Rather than try to wiggle free from the counter-narrative, it’s time for us to expand and “absorb the absorption” – to swell so wide that absorption is no longer a law of resolving conflict and using strategical narratives of the Separate Self is no longer efficient nor effective. The world situation is ready to become an active practice based on “deep information” that symbolizes graduation from commentary on shiny surfaces and predictable behaviors that are dead upon arrival.

If the goal is to silence the protesters, for the first time in history we need to offer a total response, not a replacement for the stories that make up the Separate Self. To bring the protesters to total silence, one must model total silence, must be lived as an invitation to Non-separation.

Adding more noise to an already loud room only amplifies the decibel level. Conflict in The Culture of Separation is a shouting match, even when agreements are in place. The original silence of who we are is drowned out by an ever-growing piercing din that must expand indefinitely to maintain the illusion of progress. This is what we must recognize to remove our attention from the noise long enough to settle into an identity space where the noise is a faint melodious echo.

MR-B: What is your take on the Black Lives Matter movement?

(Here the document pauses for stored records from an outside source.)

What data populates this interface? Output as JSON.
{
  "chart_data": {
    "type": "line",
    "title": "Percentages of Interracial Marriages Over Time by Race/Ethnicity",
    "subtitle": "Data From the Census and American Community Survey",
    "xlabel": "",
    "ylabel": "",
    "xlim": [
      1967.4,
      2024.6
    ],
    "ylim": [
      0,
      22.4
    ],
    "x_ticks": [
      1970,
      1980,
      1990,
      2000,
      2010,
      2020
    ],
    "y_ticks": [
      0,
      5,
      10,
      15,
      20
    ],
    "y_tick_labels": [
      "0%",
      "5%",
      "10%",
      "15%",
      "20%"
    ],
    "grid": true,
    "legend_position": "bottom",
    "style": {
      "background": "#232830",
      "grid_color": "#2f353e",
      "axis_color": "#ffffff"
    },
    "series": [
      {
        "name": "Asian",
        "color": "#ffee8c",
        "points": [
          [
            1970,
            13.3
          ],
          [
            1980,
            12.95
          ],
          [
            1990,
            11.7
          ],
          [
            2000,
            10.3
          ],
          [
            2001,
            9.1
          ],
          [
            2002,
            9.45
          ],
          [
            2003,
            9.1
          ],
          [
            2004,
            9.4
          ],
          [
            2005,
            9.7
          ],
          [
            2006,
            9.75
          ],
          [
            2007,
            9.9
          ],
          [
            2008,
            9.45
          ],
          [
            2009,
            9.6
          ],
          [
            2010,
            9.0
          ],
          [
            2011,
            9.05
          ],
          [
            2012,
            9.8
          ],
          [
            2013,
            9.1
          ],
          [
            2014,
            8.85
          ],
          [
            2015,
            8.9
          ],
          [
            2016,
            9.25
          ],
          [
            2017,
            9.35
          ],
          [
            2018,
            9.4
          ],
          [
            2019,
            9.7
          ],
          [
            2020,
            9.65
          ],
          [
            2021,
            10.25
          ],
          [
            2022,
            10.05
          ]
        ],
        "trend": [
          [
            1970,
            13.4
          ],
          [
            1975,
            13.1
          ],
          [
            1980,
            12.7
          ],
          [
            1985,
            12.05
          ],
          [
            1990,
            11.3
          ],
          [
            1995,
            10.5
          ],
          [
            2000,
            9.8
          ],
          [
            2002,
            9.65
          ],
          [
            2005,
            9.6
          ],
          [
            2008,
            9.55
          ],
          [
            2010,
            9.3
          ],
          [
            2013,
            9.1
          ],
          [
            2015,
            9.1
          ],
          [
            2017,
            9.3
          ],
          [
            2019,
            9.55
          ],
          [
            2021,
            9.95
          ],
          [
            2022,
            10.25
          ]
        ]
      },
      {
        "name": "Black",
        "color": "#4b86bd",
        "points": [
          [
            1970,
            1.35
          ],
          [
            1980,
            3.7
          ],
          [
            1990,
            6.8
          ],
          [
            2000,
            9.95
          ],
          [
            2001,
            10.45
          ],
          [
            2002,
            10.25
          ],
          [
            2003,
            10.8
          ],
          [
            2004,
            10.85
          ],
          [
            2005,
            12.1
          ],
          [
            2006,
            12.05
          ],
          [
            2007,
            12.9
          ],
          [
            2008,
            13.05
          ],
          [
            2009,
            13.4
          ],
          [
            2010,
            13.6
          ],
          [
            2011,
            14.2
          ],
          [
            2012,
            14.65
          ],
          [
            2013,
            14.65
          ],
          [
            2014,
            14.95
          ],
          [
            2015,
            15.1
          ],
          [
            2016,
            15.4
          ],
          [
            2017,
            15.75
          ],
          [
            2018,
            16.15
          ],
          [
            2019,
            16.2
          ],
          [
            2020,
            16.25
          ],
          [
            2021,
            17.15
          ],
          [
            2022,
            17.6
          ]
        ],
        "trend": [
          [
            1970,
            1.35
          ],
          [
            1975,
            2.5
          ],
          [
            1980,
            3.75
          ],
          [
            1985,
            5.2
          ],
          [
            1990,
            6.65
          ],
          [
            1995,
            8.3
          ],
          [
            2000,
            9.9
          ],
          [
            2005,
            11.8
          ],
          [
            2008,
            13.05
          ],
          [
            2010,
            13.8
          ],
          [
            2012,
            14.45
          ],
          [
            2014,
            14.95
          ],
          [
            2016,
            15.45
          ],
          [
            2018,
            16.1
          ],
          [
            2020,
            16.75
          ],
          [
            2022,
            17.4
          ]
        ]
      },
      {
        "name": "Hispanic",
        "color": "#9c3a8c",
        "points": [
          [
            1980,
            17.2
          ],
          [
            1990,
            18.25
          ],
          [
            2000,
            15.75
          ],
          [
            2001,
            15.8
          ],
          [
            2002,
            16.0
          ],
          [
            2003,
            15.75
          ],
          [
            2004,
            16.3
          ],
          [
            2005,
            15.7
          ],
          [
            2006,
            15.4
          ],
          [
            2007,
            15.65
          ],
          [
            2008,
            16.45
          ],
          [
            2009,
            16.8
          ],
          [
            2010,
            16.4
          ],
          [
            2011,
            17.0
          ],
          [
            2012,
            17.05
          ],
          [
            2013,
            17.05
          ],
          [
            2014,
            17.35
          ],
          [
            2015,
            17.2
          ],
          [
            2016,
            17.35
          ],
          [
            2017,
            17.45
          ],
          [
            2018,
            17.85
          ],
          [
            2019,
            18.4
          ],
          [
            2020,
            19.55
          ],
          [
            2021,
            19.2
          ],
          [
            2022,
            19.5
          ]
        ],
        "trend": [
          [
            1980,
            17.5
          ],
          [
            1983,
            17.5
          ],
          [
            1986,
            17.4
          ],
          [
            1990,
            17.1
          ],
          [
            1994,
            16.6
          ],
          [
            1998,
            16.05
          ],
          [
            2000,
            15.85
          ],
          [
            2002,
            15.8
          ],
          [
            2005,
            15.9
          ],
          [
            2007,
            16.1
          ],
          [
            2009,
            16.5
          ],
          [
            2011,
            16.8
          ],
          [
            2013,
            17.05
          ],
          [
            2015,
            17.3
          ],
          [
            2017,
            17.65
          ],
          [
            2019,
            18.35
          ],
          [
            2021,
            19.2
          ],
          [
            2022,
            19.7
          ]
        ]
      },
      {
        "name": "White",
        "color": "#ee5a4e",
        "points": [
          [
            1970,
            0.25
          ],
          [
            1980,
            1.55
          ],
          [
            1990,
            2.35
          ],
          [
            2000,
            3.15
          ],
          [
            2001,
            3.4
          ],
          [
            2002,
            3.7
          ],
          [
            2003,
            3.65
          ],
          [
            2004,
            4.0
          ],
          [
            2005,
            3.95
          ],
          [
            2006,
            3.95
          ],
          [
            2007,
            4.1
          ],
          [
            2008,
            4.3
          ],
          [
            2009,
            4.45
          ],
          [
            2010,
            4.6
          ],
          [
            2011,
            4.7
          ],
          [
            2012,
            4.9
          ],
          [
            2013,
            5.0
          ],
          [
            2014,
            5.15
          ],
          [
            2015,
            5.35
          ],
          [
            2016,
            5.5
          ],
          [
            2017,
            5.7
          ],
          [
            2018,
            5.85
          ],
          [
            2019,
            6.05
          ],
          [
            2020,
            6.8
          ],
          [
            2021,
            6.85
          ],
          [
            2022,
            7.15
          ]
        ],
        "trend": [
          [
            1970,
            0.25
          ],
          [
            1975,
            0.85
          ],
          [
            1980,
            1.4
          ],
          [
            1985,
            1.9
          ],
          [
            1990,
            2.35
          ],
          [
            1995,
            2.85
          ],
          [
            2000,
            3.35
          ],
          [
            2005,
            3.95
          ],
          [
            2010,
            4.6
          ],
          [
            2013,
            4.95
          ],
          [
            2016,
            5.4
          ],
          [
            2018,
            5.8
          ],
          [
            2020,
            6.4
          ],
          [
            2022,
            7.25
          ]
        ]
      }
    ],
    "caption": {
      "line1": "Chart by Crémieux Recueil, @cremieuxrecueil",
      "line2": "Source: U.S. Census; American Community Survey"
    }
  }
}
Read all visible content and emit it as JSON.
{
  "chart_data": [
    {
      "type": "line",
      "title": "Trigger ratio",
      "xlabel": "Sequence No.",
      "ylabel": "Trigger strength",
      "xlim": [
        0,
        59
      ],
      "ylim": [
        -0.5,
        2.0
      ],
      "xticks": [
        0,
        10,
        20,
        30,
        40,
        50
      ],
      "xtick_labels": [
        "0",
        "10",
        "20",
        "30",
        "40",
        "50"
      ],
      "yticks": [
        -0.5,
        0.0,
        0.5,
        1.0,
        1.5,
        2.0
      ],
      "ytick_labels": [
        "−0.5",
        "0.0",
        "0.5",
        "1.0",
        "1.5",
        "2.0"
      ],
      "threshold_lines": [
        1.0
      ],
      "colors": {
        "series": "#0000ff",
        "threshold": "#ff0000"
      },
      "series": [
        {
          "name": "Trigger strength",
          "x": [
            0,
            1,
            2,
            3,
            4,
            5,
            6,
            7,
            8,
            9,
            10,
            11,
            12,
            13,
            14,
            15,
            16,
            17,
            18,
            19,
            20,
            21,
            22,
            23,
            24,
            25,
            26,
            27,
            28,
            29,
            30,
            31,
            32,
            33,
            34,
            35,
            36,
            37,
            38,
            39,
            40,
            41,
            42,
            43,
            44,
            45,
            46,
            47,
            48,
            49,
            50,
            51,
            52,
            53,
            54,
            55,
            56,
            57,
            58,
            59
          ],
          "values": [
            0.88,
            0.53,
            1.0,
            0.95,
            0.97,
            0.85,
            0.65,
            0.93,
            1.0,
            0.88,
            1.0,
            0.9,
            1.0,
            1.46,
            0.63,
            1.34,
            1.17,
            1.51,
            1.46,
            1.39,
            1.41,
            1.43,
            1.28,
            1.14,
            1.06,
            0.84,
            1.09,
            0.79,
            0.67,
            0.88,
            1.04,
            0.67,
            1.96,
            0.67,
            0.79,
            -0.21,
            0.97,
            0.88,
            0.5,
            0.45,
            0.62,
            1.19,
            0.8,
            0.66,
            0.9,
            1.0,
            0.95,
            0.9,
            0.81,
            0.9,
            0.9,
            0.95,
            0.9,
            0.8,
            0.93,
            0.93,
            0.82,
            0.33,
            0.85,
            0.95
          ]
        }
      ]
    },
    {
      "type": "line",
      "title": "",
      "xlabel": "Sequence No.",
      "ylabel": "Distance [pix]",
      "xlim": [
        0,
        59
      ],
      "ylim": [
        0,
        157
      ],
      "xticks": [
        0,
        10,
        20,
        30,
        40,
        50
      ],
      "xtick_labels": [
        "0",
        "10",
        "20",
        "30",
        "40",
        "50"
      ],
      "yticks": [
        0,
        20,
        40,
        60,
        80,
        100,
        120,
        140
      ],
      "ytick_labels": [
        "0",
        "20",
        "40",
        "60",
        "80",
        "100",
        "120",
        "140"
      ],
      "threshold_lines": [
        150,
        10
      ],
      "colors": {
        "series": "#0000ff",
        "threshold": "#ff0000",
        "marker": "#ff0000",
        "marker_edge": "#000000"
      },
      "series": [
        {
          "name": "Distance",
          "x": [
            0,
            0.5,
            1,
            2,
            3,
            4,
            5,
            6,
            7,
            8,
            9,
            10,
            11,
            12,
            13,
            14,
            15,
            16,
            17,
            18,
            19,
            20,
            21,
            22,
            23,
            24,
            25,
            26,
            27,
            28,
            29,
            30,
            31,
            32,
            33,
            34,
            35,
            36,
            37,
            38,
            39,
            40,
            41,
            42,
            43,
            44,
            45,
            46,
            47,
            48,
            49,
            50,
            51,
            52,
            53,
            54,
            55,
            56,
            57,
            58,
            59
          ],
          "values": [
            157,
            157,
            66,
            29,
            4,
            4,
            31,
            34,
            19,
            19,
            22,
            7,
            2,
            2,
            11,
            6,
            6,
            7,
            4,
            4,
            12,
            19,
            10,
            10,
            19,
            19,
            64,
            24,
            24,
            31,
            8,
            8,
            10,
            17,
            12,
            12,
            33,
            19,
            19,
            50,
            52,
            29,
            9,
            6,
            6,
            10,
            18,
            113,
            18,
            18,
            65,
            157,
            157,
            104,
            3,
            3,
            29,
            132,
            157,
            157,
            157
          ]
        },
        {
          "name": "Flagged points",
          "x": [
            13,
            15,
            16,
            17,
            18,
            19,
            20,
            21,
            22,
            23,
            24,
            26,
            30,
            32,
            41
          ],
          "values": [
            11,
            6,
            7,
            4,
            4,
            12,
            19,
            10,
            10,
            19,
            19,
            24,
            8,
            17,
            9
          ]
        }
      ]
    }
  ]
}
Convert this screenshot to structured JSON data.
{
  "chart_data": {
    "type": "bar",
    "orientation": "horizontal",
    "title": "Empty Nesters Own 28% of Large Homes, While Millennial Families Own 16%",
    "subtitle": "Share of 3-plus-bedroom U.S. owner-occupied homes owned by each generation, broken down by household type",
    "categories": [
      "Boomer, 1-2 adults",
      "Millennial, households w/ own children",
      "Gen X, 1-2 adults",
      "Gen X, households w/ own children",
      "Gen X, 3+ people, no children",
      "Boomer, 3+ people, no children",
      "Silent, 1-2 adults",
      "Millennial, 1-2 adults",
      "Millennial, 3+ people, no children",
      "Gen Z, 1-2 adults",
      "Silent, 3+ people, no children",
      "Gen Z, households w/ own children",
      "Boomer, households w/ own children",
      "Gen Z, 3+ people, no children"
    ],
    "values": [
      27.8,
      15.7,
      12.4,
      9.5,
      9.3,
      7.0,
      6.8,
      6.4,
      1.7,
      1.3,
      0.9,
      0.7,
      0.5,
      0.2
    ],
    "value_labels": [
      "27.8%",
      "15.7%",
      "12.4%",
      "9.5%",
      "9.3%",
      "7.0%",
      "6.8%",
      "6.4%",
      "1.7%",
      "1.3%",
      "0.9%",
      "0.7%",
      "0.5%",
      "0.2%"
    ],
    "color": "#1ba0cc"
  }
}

TW: As with all movements, it’s a pointer to wake up to the depths of who we are.

So, in this case, the call for change is cart before the horse so to speak. It’s a call to change external conditions without first changing the internal condition that is the driver for real change to occur.

Trying to fit a call for unity inside of a system that is built on that which spends its every waking moment fighting against unification just won’t work. It’s the proverbial square peg in a round hole scenario. Realizing the futility of our Separate Self actions is the first step in garnering the transformation we seek.

Achieving the reforms needed to make black lives matter does nothing when it comes to addressing the epidemic of separation. As hard as it is to accept this, you simply can’t live as a “black person” or someone that supports black people, you must surrender and be lived as black or be lived as support as an expression of the totality that negates race and support. It’s a subtle distinction where black lives matter as an expression of the total movement of Non-separation.

The mission here is beyond accepting a sub-grouping of established identities – the goal is to transform all identities so that the multitude is in relationship with one another in a way that catalyzes a new systemic based on what lives as the foundation of all established identities.


MR-B: Do you have any ideas about police reform? Are you currently discussing anything with your cabinet about potential first steps?


TW: Obviously, one idea is updating police officer training to include practices and processes that support their move beyond the Separate Self.

I’d also like to begin training a cadre of what I call “de-escalation agents” for our local police force as a prototype that can be applied to all police forces in the US. Think of these people as “non-separative therapists” that participate on the front lines of all police responses to guide the interactions from the lived existence of Non-separation. This kind of constant presence of non-separative experience is a sustained “in the field” form of relationship training for police officers.

I’ll also take a look at creating a large task force that participates in our social media platforms, sort of like what are called “troll farms” in today’s parlance. Rather than sowing discord, these men and women would sow invitations to Non-separation far and wide across our online forums.

MR-B: What you propose focuses on healing police officers rather than any sort of “defunding” that leaves the underlying relational dynamics in place.

TW: Right. We want to help heal the mind’s biases by questioning the stories that compose the mind.

It is possible to reveal to all police officers that crime is the energy of self-inquiry being blocked by the belief in a Separate Self. From this perspective, the entire prison industrial complex becomes a psychological practice about freeing this energy. This kind of shift is the gift of Non-separation – what I call Applied Awakening.